Review Pancasila Sebagai Dasar Negara
Pancasila
merupakan dasar Negara Indonesia yang di buat dengan melihat kebiasaan daripada
masyarakat Indonesia itu sendiri. Karena itu, seharusnya masyarakat Indonesia
dapat mengamalkan Pancasila dalam kehidupan mereka sehari-hari. Kemajuan
teknologi yang semakin canggih serta mudahnya mengakses informasi belakangan
ini seharusnya dapat memacu masyarakat Indonesia untuk dapat lebih mencintai
negaranya dan mengamalkan apa yang ada dalam Pancasila.
Pada kenyataannya,
masih banyak masyarakat yang justru tidak dapat mengamalkan Pancasila dalam
kehidupannya sehari-hari. Bahkan kadang keadaannya sangat memprihatinkan.
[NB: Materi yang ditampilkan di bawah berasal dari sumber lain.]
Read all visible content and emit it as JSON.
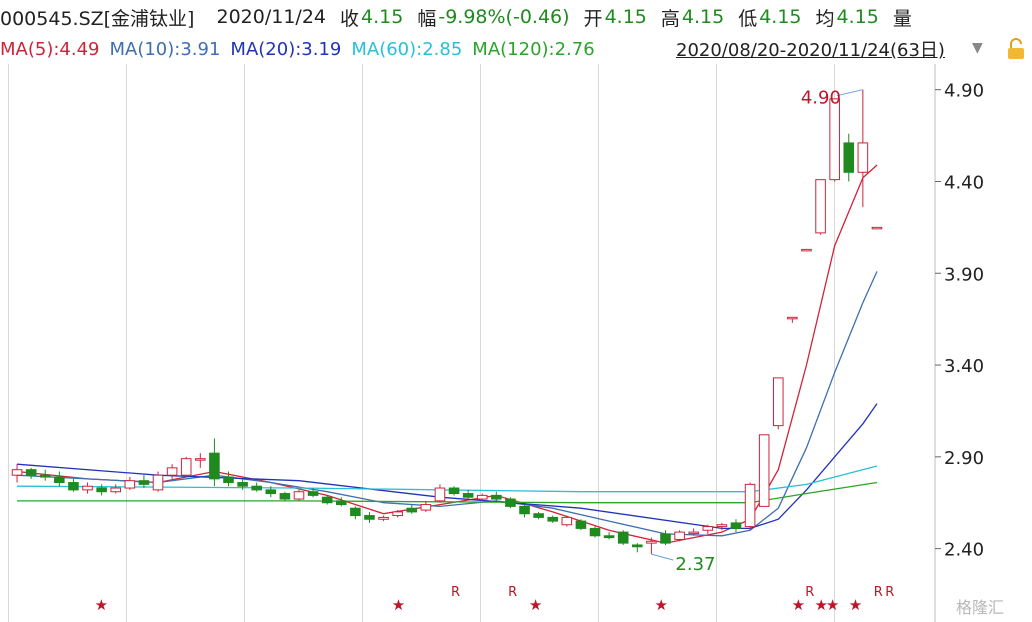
{
  "header": {
    "code": "000545.SZ[金浦钛业]",
    "date": "2020/11/24",
    "close_label": "收",
    "close": "4.15",
    "change_label": "幅",
    "change": "-9.98%(-0.46)",
    "open_label": "开",
    "open": "4.15",
    "high_label": "高",
    "high": "4.15",
    "low_label": "低",
    "low": "4.15",
    "avg_label": "均",
    "avg": "4.15",
    "vol_label": "量"
  },
  "ma_legend": [
    {
      "label": "MA(5):4.49",
      "color": "#d0233a"
    },
    {
      "label": "MA(10):3.91",
      "color": "#3f6fb0"
    },
    {
      "label": "MA(20):3.19",
      "color": "#2233bb"
    },
    {
      "label": "MA(60):2.85",
      "color": "#27c0d8"
    },
    {
      "label": "MA(120):2.76",
      "color": "#2aa52a"
    }
  ],
  "range_label": "2020/08/20-2020/11/24(63日)",
  "watermark": "格隆汇",
  "colors": {
    "up": "#d0233a",
    "down": "#1f8a1f",
    "grid": "#d8d8d8",
    "axis_text": "#222222"
  },
  "chart_data": {
    "type": "candlestick",
    "x_range": [
      "2020/08/20",
      "2020/11/24"
    ],
    "y_ticks": [
      "4.90",
      "4.40",
      "3.90",
      "3.40",
      "2.90",
      "2.40"
    ],
    "ylim": [
      2.18,
      5.04
    ],
    "annotations": {
      "high_label": "4.90",
      "low_label": "2.37"
    },
    "candles": [
      [
        2.8,
        2.86,
        2.76,
        2.83
      ],
      [
        2.83,
        2.84,
        2.78,
        2.8
      ],
      [
        2.8,
        2.83,
        2.77,
        2.79
      ],
      [
        2.79,
        2.82,
        2.74,
        2.76
      ],
      [
        2.76,
        2.78,
        2.71,
        2.72
      ],
      [
        2.72,
        2.76,
        2.7,
        2.74
      ],
      [
        2.73,
        2.75,
        2.69,
        2.71
      ],
      [
        2.71,
        2.75,
        2.7,
        2.73
      ],
      [
        2.73,
        2.79,
        2.72,
        2.77
      ],
      [
        2.77,
        2.8,
        2.73,
        2.75
      ],
      [
        2.72,
        2.82,
        2.71,
        2.8
      ],
      [
        2.8,
        2.86,
        2.78,
        2.84
      ],
      [
        2.8,
        2.9,
        2.79,
        2.89
      ],
      [
        2.89,
        2.92,
        2.84,
        2.89
      ],
      [
        2.92,
        3.0,
        2.74,
        2.78
      ],
      [
        2.79,
        2.82,
        2.74,
        2.76
      ],
      [
        2.76,
        2.78,
        2.72,
        2.74
      ],
      [
        2.74,
        2.76,
        2.71,
        2.72
      ],
      [
        2.72,
        2.74,
        2.68,
        2.7
      ],
      [
        2.7,
        2.71,
        2.66,
        2.67
      ],
      [
        2.67,
        2.72,
        2.66,
        2.71
      ],
      [
        2.71,
        2.73,
        2.68,
        2.69
      ],
      [
        2.68,
        2.69,
        2.64,
        2.65
      ],
      [
        2.66,
        2.68,
        2.63,
        2.64
      ],
      [
        2.62,
        2.63,
        2.56,
        2.58
      ],
      [
        2.58,
        2.6,
        2.54,
        2.56
      ],
      [
        2.56,
        2.58,
        2.55,
        2.57
      ],
      [
        2.58,
        2.61,
        2.57,
        2.6
      ],
      [
        2.62,
        2.64,
        2.59,
        2.6
      ],
      [
        2.61,
        2.66,
        2.6,
        2.64
      ],
      [
        2.66,
        2.75,
        2.65,
        2.73
      ],
      [
        2.73,
        2.74,
        2.69,
        2.7
      ],
      [
        2.7,
        2.72,
        2.67,
        2.68
      ],
      [
        2.67,
        2.7,
        2.66,
        2.69
      ],
      [
        2.69,
        2.71,
        2.66,
        2.67
      ],
      [
        2.67,
        2.68,
        2.62,
        2.63
      ],
      [
        2.63,
        2.64,
        2.57,
        2.59
      ],
      [
        2.59,
        2.6,
        2.56,
        2.57
      ],
      [
        2.57,
        2.58,
        2.54,
        2.55
      ],
      [
        2.53,
        2.58,
        2.52,
        2.57
      ],
      [
        2.55,
        2.56,
        2.5,
        2.51
      ],
      [
        2.51,
        2.52,
        2.46,
        2.47
      ],
      [
        2.47,
        2.49,
        2.45,
        2.46
      ],
      [
        2.49,
        2.5,
        2.42,
        2.43
      ],
      [
        2.42,
        2.43,
        2.38,
        2.41
      ],
      [
        2.43,
        2.46,
        2.37,
        2.44
      ],
      [
        2.48,
        2.5,
        2.42,
        2.43
      ],
      [
        2.45,
        2.5,
        2.44,
        2.49
      ],
      [
        2.49,
        2.51,
        2.47,
        2.49
      ],
      [
        2.5,
        2.53,
        2.48,
        2.52
      ],
      [
        2.52,
        2.54,
        2.5,
        2.53
      ],
      [
        2.54,
        2.56,
        2.49,
        2.51
      ],
      [
        2.52,
        2.76,
        2.5,
        2.75
      ],
      [
        2.63,
        3.02,
        2.63,
        3.02
      ],
      [
        3.07,
        3.33,
        3.05,
        3.33
      ],
      [
        3.66,
        3.66,
        3.63,
        3.66
      ],
      [
        4.03,
        4.03,
        4.03,
        4.03
      ],
      [
        4.12,
        4.41,
        4.11,
        4.41
      ],
      [
        4.41,
        4.85,
        4.4,
        4.85
      ],
      [
        4.61,
        4.66,
        4.4,
        4.45
      ],
      [
        4.45,
        4.9,
        4.26,
        4.61
      ],
      [
        4.15,
        4.15,
        4.15,
        4.15
      ]
    ],
    "ma": {
      "MA5": [
        [
          0,
          2.82
        ],
        [
          5,
          2.78
        ],
        [
          10,
          2.76
        ],
        [
          14,
          2.82
        ],
        [
          18,
          2.76
        ],
        [
          22,
          2.69
        ],
        [
          26,
          2.59
        ],
        [
          30,
          2.64
        ],
        [
          34,
          2.69
        ],
        [
          38,
          2.6
        ],
        [
          42,
          2.5
        ],
        [
          46,
          2.43
        ],
        [
          50,
          2.49
        ],
        [
          52,
          2.56
        ],
        [
          54,
          2.83
        ],
        [
          56,
          3.4
        ],
        [
          58,
          4.05
        ],
        [
          60,
          4.42
        ],
        [
          61,
          4.49
        ]
      ],
      "MA10": [
        [
          0,
          2.8
        ],
        [
          5,
          2.78
        ],
        [
          10,
          2.76
        ],
        [
          14,
          2.8
        ],
        [
          18,
          2.76
        ],
        [
          22,
          2.71
        ],
        [
          26,
          2.65
        ],
        [
          30,
          2.63
        ],
        [
          34,
          2.66
        ],
        [
          38,
          2.62
        ],
        [
          42,
          2.55
        ],
        [
          46,
          2.48
        ],
        [
          50,
          2.47
        ],
        [
          52,
          2.5
        ],
        [
          54,
          2.62
        ],
        [
          56,
          2.95
        ],
        [
          58,
          3.36
        ],
        [
          60,
          3.74
        ],
        [
          61,
          3.91
        ]
      ],
      "MA20": [
        [
          0,
          2.86
        ],
        [
          10,
          2.8
        ],
        [
          20,
          2.77
        ],
        [
          30,
          2.68
        ],
        [
          40,
          2.62
        ],
        [
          50,
          2.51
        ],
        [
          52,
          2.51
        ],
        [
          54,
          2.56
        ],
        [
          56,
          2.72
        ],
        [
          58,
          2.9
        ],
        [
          60,
          3.08
        ],
        [
          61,
          3.19
        ]
      ],
      "MA60": [
        [
          0,
          2.74
        ],
        [
          20,
          2.73
        ],
        [
          40,
          2.71
        ],
        [
          52,
          2.71
        ],
        [
          56,
          2.75
        ],
        [
          58,
          2.79
        ],
        [
          61,
          2.85
        ]
      ],
      "MA120": [
        [
          0,
          2.66
        ],
        [
          20,
          2.66
        ],
        [
          40,
          2.65
        ],
        [
          52,
          2.65
        ],
        [
          56,
          2.7
        ],
        [
          61,
          2.76
        ]
      ]
    },
    "markers": [
      {
        "i": 8,
        "t": "★"
      },
      {
        "i": 34,
        "t": "★"
      },
      {
        "i": 39,
        "t": "R"
      },
      {
        "i": 44,
        "t": "R"
      },
      {
        "i": 46,
        "t": "★"
      },
      {
        "i": 57,
        "t": "★"
      },
      {
        "i": 69,
        "t": "★"
      },
      {
        "i": 70,
        "t": "R"
      },
      {
        "i": 71,
        "t": "★"
      },
      {
        "i": 72,
        "t": "★"
      },
      {
        "i": 74,
        "t": "★"
      },
      {
        "i": 76,
        "t": "R"
      },
      {
        "i": 77,
        "t": "R"
      }
    ]
  }
}
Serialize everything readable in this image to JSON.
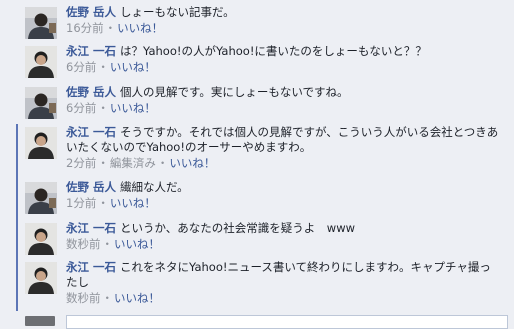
{
  "comments": [
    {
      "author": "佐野 岳人",
      "text": "しょーもない記事だ。",
      "time": "16分前",
      "sep": "・",
      "like": "いいね！"
    },
    {
      "author": "永江 一石",
      "text": "は？Yahoo!の人がYahoo!に書いたのをしょーもないと？？",
      "time": "6分前",
      "sep": "・",
      "like": "いいね！"
    },
    {
      "author": "佐野 岳人",
      "text": "個人の見解です。実にしょーもないですね。",
      "time": "6分前",
      "sep": "・",
      "like": "いいね！"
    },
    {
      "author": "永江 一石",
      "text": "そうですか。それでは個人の見解ですが、こういう人がいる会社とつきあいたくないのでYahoo!のオーサーやめますわ。",
      "time": "2分前",
      "sep": "・",
      "edited": "編集済み",
      "sep2": "・",
      "like": "いいね！"
    },
    {
      "author": "佐野 岳人",
      "text": "繊細な人だ。",
      "time": "1分前",
      "sep": "・",
      "like": "いいね！"
    },
    {
      "author": "永江 一石",
      "text": "というか、あなたの社会常識を疑うよ　www",
      "time": "数秒前",
      "sep": "・",
      "like": "いいね！"
    },
    {
      "author": "永江 一石",
      "text": "これをネタにYahoo!ニュース書いて終わりにしますわ。キャプチャ撮ったし",
      "time": "数秒前",
      "sep": "・",
      "like": "いいね！"
    }
  ],
  "colors": {
    "link": "#3b5998",
    "meta": "#90949c",
    "background": "#edeff4",
    "marker": "#5c75b6"
  }
}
Seperti rendahnya kualitas pendidikan di daerah-daerah terpencil, politik uang,
banyaknya pelanggaran ham, dan masih banyak lagi. Oleh karena itu, penulis
membuat makalah dengan isi tentang penjelasan Pancasila sebagai dasar Negara
Indonesia ini.
Pancasila sebagai dasar Negara merupakan sumber dari segala
sumber hukum Indonesia. Pancasila merupakan sebagai asas kerokhanian dalam
UUD 1945 di jelma dalam 4 pokok pikiran
yaitu meliputi :
1. Suasana kebatian dari UUD 1945
2. Mewujudkan cita
– cita hukum bagi hukum dasar Negara ( baik hukum dasar tertulis maupun tidak
tertulis )
3. Mengandung norma
yang mengharuskan UUD yang mewajibkan pemerintah dll, penyelenggara nega ra
pemegang teguh cita – cita moral rakyat yang luhur, bunyinya segabai betikut
“Negara berdasarkan atas ketuhanan yang maha esa, menurut dasar kemanusiaan
yang adil dan beradab”
4. Merupakan sumber
semangat dengan perkembangan zaman dan dinamika masyarakat dengan masyarakat
yang bersumber pada asas kerohanian Negara, sebagai pandangan hidup
bangsa, maka dinamika masyakat, dan
Negara akan tetap, diliputi dan di arahkan atas kerohanian Negara.